AUBAGNE, FRANCE : lors d'une cérémonie militaire commémorant la bataille de Camerone, à Aubagne, où est basé le commandement de la Légion étrangère, Emmanuel Macron a affirmé  mercredi que « la France ne se définit ni par une race, ni par une religion, ni par une identité figée ».

« La France est une patrie de volonté et de bravoure qui ne se définit ni par le sang, ni par une race, ni par une religion, ni par une identité figée », a déclaré le président de la République devant plusieurs dizaines de légionnaires réunis pour commémorer la bataille de Camerone, qui s'est déroulée le 30 avril 1863 au Mexique.

« La France se définit par une volonté chaque jour recommencée d'accomplir de grandes choses avec une poignée de notre terre dans la main. Un rêve d'universel, un idéal, cette solidarité, cette fidélité à la patrie », a poursuivi M. Macron, qui s'est déplacé à Aubagne (Bouches-du-Rhône) pour commémorer cet événement fondateur de la Légion étrangère, célébré chaque année par tous les régiments. 

M. Macron a prononcé ce discours après avoir reçu mardi des représentants d'institutions musulmanes qui ont dénoncé le « climat islamophobe ambiant » et demandé au président de la République des « actes concrets » pour protéger les musulmans, après le meurtre d'un fidèle dans une mosquée du Gard.

À Aubagne, le président a passé en revue les troupes de la Légion étrangère, la force combattante de l'armée de terre qui compte plus de 9 500 hommes.

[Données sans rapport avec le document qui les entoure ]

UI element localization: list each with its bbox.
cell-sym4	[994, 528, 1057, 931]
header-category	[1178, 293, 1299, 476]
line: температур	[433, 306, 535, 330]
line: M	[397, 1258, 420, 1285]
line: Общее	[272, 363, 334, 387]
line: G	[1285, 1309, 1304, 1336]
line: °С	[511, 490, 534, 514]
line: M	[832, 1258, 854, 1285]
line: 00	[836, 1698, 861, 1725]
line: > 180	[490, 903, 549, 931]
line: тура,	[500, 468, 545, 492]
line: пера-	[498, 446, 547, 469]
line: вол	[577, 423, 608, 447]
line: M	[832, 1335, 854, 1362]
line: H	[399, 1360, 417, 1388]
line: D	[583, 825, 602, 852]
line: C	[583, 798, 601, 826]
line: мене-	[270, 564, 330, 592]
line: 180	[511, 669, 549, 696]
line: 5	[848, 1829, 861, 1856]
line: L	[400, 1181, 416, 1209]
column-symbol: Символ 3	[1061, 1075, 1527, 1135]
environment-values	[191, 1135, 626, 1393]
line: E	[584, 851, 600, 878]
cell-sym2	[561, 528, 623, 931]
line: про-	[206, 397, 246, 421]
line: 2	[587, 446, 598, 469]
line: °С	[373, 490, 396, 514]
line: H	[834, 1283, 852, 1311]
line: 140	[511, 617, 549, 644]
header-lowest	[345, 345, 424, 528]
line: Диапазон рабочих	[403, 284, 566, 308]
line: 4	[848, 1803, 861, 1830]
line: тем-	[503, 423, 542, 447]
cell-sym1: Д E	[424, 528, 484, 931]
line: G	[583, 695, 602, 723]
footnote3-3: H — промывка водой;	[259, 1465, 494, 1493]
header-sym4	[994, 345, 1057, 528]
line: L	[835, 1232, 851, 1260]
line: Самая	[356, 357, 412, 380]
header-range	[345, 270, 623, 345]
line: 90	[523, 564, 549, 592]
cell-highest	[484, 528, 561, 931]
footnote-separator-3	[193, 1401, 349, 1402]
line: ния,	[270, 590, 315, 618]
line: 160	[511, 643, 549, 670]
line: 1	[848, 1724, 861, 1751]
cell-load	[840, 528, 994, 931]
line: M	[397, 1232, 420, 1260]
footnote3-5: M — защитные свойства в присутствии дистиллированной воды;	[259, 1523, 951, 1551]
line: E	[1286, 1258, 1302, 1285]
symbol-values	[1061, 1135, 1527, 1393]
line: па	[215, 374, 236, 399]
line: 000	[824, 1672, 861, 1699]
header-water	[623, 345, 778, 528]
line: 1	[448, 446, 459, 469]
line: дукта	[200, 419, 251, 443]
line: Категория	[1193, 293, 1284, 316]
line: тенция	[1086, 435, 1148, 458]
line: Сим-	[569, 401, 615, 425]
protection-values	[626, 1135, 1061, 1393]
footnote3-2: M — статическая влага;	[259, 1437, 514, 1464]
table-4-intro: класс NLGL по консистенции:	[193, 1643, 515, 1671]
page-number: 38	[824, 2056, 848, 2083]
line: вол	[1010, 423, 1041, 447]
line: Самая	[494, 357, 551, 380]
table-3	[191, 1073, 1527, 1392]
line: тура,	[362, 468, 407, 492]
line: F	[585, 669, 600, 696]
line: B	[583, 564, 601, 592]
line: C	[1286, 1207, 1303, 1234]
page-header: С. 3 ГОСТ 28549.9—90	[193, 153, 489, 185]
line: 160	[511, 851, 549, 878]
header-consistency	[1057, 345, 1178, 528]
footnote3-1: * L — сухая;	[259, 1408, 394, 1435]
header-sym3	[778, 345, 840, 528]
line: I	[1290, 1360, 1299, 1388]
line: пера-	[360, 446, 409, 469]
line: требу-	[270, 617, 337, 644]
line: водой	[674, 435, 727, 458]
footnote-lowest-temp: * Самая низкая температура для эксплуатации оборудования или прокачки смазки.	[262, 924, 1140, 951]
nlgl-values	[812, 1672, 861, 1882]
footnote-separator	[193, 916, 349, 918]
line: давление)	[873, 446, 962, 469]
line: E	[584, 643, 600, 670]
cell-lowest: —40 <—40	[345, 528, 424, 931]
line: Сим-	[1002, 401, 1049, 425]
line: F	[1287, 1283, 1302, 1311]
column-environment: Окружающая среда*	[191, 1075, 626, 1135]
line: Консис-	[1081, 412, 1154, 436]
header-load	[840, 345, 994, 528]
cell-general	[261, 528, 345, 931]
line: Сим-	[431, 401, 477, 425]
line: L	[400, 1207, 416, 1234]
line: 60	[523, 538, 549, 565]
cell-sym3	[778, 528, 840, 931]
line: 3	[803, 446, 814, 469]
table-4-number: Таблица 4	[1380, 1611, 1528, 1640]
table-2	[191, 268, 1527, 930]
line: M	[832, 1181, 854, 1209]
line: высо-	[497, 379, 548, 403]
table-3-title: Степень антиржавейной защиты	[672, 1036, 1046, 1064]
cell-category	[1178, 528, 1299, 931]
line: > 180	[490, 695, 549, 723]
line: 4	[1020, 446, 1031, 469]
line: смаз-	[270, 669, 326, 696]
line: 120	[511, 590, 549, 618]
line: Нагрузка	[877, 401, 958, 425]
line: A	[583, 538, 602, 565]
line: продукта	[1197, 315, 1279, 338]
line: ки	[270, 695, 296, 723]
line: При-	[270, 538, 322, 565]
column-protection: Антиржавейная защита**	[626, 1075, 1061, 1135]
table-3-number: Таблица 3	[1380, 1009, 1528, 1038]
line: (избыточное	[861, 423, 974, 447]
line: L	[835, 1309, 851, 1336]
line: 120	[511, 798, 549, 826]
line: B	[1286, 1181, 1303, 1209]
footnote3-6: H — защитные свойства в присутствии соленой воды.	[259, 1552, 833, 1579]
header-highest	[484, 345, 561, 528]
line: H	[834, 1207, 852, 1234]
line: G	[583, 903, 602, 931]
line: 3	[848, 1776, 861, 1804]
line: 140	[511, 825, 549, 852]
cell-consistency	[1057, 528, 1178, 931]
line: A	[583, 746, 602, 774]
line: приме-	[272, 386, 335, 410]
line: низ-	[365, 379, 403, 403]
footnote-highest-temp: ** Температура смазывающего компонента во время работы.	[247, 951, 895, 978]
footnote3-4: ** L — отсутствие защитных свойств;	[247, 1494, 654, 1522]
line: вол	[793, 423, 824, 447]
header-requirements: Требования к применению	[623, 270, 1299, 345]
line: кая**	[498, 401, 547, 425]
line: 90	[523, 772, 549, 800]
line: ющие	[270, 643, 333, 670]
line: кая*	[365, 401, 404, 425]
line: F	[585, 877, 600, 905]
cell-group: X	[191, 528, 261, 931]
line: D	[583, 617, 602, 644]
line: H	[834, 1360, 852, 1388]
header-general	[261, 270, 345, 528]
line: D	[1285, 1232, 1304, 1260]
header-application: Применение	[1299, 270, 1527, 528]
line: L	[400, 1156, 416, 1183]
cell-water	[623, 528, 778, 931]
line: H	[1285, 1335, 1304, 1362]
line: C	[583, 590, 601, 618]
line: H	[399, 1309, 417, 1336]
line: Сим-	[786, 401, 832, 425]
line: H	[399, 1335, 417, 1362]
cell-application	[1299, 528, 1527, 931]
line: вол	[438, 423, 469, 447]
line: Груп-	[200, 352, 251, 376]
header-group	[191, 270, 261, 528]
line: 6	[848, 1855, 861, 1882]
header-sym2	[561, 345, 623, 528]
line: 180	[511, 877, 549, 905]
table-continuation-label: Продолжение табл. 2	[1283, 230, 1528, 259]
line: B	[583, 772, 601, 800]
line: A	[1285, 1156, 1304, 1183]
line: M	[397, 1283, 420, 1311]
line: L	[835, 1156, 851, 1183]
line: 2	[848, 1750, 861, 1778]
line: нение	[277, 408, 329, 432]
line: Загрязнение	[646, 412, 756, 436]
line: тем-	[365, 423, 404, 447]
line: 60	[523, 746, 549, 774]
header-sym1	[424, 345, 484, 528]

Près de 150 nationalités se côtoient au sein de la Légion étrangère, où les légionnaires sont commandés par des officiers français.

L'hymne national a été joué et deux avions Rafale ont survolé la cérémonie à laquelle ont assisté les élus locaux et plusieurs centaines de spectateurs.

La cérémonie de Camerone, qui est une fête de la Légion, commémore une bataille survenue à Camerone, dans l'État de Veracruz, dans l'est du Mexique, au cours de laquelle 62 légionnaires français ont résisté à 2 000 soldats mexicains lors de l'expédition française au Mexique. 

Le président Macron a décrit la bataille menée par une « poignée de légionnaires assiégés par 2 000 ennemis » qui ont « tenu une position pendant 11 heures », saluant une « histoire de courage insensé ».

Chargés de protéger le passage d'un convoi de ravitaillement pour les troupes françaises assiégeant la ville de Puebla, les légionnaires retranchés dans une hacienda du village de Camaron de Tejeda avaient fait le serment de se battre jusqu'à la mort.

Après une journée d'affrontement, les derniers encore en état de combattre refusèrent de se rendre et chargèrent les Mexicains à la baïonnette.